Он сердито отвернулся. Да, в последнее время он работал с китайцами. Они неплохо устроились, перехватывали все объемы в округе и вызывали его для работ, требующих ответственности и добросовестности. Вместе с мастером Ченем он делал для них все разметки, облицовку фасадов делал тоже он. Китайцы платили ему за это гораздо больше, чем остальным, объяснив, что ответственность стоит дорого. В результате он стал получать гораздо больше, а уставать меньше. Облицовка – это все же не бетон. Кирпич два килограмма, а не четыре и не тридцать, как блоки, работай да похохатывай. Если б еще работалось. А китайцы не понимают, чем он недоволен. Он решил, что проще расстаться, чем объяснить.
– Я – рабочий! – зло сказал он. – Деньги руками зарабатываю, спиной своей, у других не отбираю! А вы живите как хотите!
– И мы не отбираем! – запротестовал здоровяк. – Каждый вечер платим, радуются ваши маскулины, еще хотят приходить поработать!

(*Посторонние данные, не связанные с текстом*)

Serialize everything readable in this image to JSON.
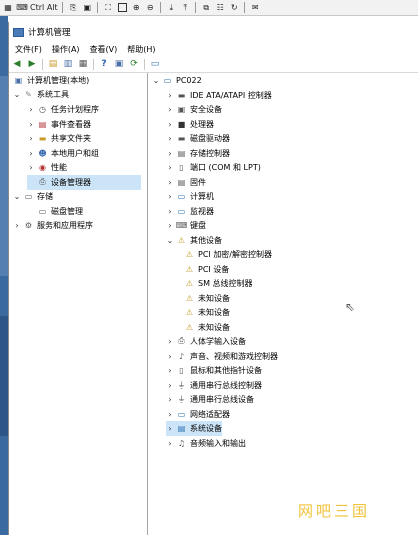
{
  "window": {
    "title": "计算机管理"
  },
  "menu": [
    "文件(F)",
    "操作(A)",
    "查看(V)",
    "帮助(H)"
  ],
  "outer_toolbar": {
    "ctrl_label": "Ctrl",
    "alt_label": "Alt"
  },
  "left_tree": {
    "root": "计算机管理(本地)",
    "system_tools": "系统工具",
    "task_scheduler": "任务计划程序",
    "event_viewer": "事件查看器",
    "shared_folders": "共享文件夹",
    "local_users": "本地用户和组",
    "performance": "性能",
    "device_manager": "设备管理器",
    "storage": "存储",
    "disk_management": "磁盘管理",
    "services_apps": "服务和应用程序"
  },
  "right_tree": {
    "computer_name": "PC022",
    "categories": [
      "IDE ATA/ATAPI 控制器",
      "安全设备",
      "处理器",
      "磁盘驱动器",
      "存储控制器",
      "端口 (COM 和 LPT)",
      "固件",
      "计算机",
      "监视器",
      "键盘",
      "其他设备"
    ],
    "other_devices": [
      "PCI 加密/解密控制器",
      "PCI 设备",
      "SM 总线控制器",
      "未知设备",
      "未知设备",
      "未知设备"
    ],
    "categories_after": [
      "人体学输入设备",
      "声音、视频和游戏控制器",
      "鼠标和其他指针设备",
      "通用串行总线控制器",
      "通用串行总线设备",
      "网络适配器",
      "系统设备",
      "音频输入和输出"
    ]
  },
  "watermark": "网吧三国"
}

– А куда им деваться, если везде вы.
– Мы… – китаец беспомощно развел пальцами. – Мы ищем работу, да. Еще с хозяевами на дюньгу договариваемся. Мы следим, чтоб материалы разгружали быстро-быстро. Пить маскулинам не даем, а кто пьет, наказываем сильно-сильно. Воровать не позволяем еще. Убирать заставляем рабочие места, не убирают местные за собой, а надо, чтоб убирали, чтоб чисто было! Покушать маскулинам даже даем, много кушают местные маскулины, больше, чем работают! Вот сколько мы работаем! И за это берем дюньгу. А местные маскулины – они работать не хотят. Выходные, говорят маскулины. Еще говорят – вечер. Раннее утро, говорят тоже. Даже непонятно говорят, кзот говорят и еще что-то, только чтоб не работать. А надо работать!
– Зачем? – с горечью спросил он. – Зачем столько работать?! Чтоб удавиться вашими деньгами, что ли?!
– Маскулин – работает, – убежденно сказал Мень. – Что еще маскулину делать?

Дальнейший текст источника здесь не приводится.